The first time we invoke this method, it must be calling a lot fo malloc. As one engineer at Apple once reminded me, "malloc is expensive. If they're breaking off a significant chunk of contiguous memory in these implementations, then the virtual memory subsystem in the OS might have to do some extra work to find that space.

If this is true, then we should run the first test once, throw away the results, and then re-run the entire test as usual.
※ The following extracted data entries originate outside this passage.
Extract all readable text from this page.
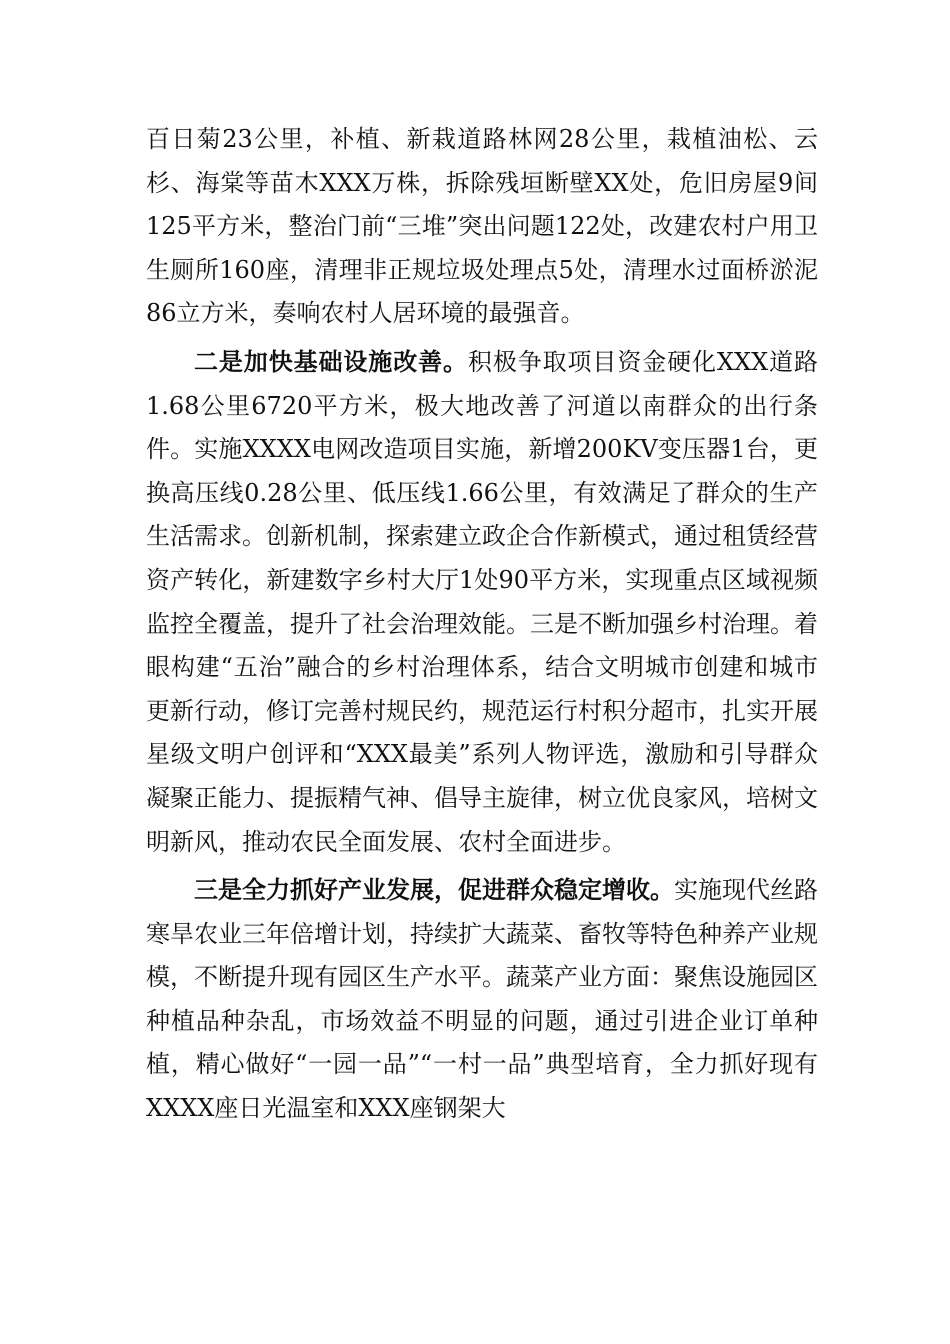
百日菊23公里，补植、新栽道路林网28公里，栽植油松、云杉、海棠等苗木XXX万株，拆除残垣断壁XX处，危旧房屋9间125平方米，整治门前“三堆”突出问题122处，改建农村户用卫生厕所160座，清理非正规垃圾处理点5处，清理水过面桥淤泥86立方米，奏响农村人居环境的最强音。

二是加快基础设施改善。积极争取项目资金硬化XXX道路1.68公里6720平方米，极大地改善了河道以南群众的出行条件。实施XXXX电网改造项目实施，新增200KV变压器1台，更换高压线0.28公里、低压线1.66公里，有效满足了群众的生产生活需求。创新机制，探索建立政企合作新模式，通过租赁经营资产转化，新建数字乡村大厅1处90平方米，实现重点区域视频监控全覆盖，提升了社会治理效能。三是不断加强乡村治理。着眼构建“五治”融合的乡村治理体系，结合文明城市创建和城市更新行动，修订完善村规民约，规范运行村积分超市，扎实开展星级文明户创评和“XXX最美”系列人物评选，激励和引导群众凝聚正能力、提振精气神、倡导主旋律，树立优良家风，培树文明新风，推动农民全面发展、农村全面进步。

三是全力抓好产业发展，促进群众稳定增收。实施现代丝路寒旱农业三年倍增计划，持续扩大蔬菜、畜牧等特色种养产业规模，不断提升现有园区生产水平。蔬菜产业方面：聚焦设施园区种植品种杂乱，市场效益不明显的问题，通过引进企业订单种植，精心做好“一园一品”“一村一品”典型培育，全力抓好现有XXXX座日光温室和XXX座钢架大
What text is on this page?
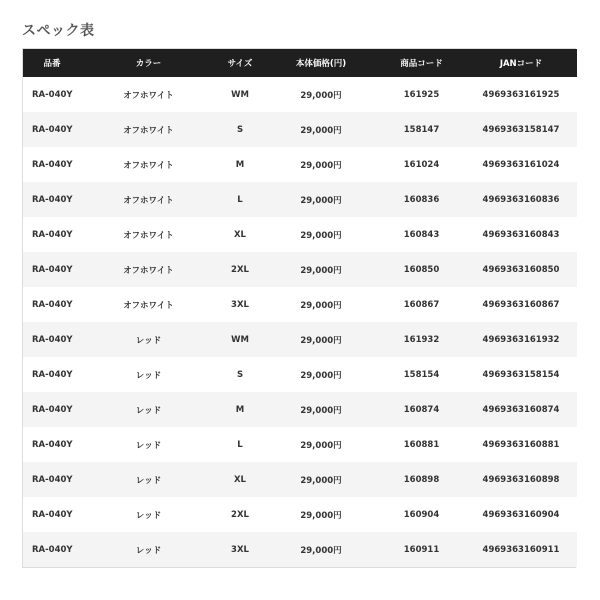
スペック表
品番	カラー	サイズ	本体価格(円)	商品コード	JANコード
RA-040Y	オフホワイト	WM	29,000円	161925	4969363161925
RA-040Y	オフホワイト	S	29,000円	158147	4969363158147
RA-040Y	オフホワイト	M	29,000円	161024	4969363161024
RA-040Y	オフホワイト	L	29,000円	160836	4969363160836
RA-040Y	オフホワイト	XL	29,000円	160843	4969363160843
RA-040Y	オフホワイト	2XL	29,000円	160850	4969363160850
RA-040Y	オフホワイト	3XL	29,000円	160867	4969363160867
RA-040Y	レッド	WM	29,000円	161932	4969363161932
RA-040Y	レッド	S	29,000円	158154	4969363158154
RA-040Y	レッド	M	29,000円	160874	4969363160874
RA-040Y	レッド	L	29,000円	160881	4969363160881
RA-040Y	レッド	XL	29,000円	160898	4969363160898
RA-040Y	レッド	2XL	29,000円	160904	4969363160904
RA-040Y	レッド	3XL	29,000円	160911	4969363160911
NSMutableString *results = [NSMutableString string];

for (unsigned long int passes = 100; passes <= 10000000; passes *= 10)
{
    NSLog(@"%ld", passes);

    NSMutableArray *mutableArray = [NSMutableArray arrayWithCapacity:passes];

    for (NSInteger i = 0; i < passes; i++)
    {
        [mutableArray addObject:[NSString stringWithFormat:@"%ld", i]];
    }

    NSArray *array = [NSArray arrayWithArray:mutableArray];

    NSOrderedSet *orderedSet = [NSOrderedSet orderedSetWithArray:array];

    for (NSInteger innerPasses = 0; innerPasses < 12; innerPasses++)
    {
        //test the whole range of the set, including some that don't exist.
        NSString *testObject = [NSString stringWithFormat:@"%ld", passes * (innerPasses / 10)];

        uint64_t        start;
        uint64_t        end;
        uint64_t        elapsed;
        Nanoseconds     elapsedNano;

        start = mach_absolute_time();

        [orderedSet containsObject:testObject];

        end = mach_absolute_time();

        elapsed = end - start;

        elapsedNano = AbsoluteToNanoseconds( *(AbsoluteTime *) &elapsed );

        uint64_t valueForTest = * (uint64_t *) &elapsedNano;

        [results appendFormat:@"%ld, %lld\n", passes, valueForTest];
    }

    static BOOL skipped = NO;

    if (!skipped)
    {
        skipped = YES;

        results = [NSMutableString string];

        passes /= 10;

        continue;
    }
}

Hacky, sure, but whatever. Let's take a look at the test results for 100-item ordered sets

Transient
Transient

There's the money shot. The first invocation still has a larger time than subsequent ones, and is probably due to the re-balancing of the tree. Additionally, though there is a longer run time on the first invocation, it isn't as significant in the context of the tests with larger ordered sets.

Conclusion

Accessing ordered, to-many Core Data relationships can be done in constant-time provided the tree underlying the ordered set is balanced. The numbers here are extreme (at one point, I got an exception for trying to create an array with a hundred billion elements), but illustrate that accessing indexes of elements, or elements at indexes, is performed in constant time.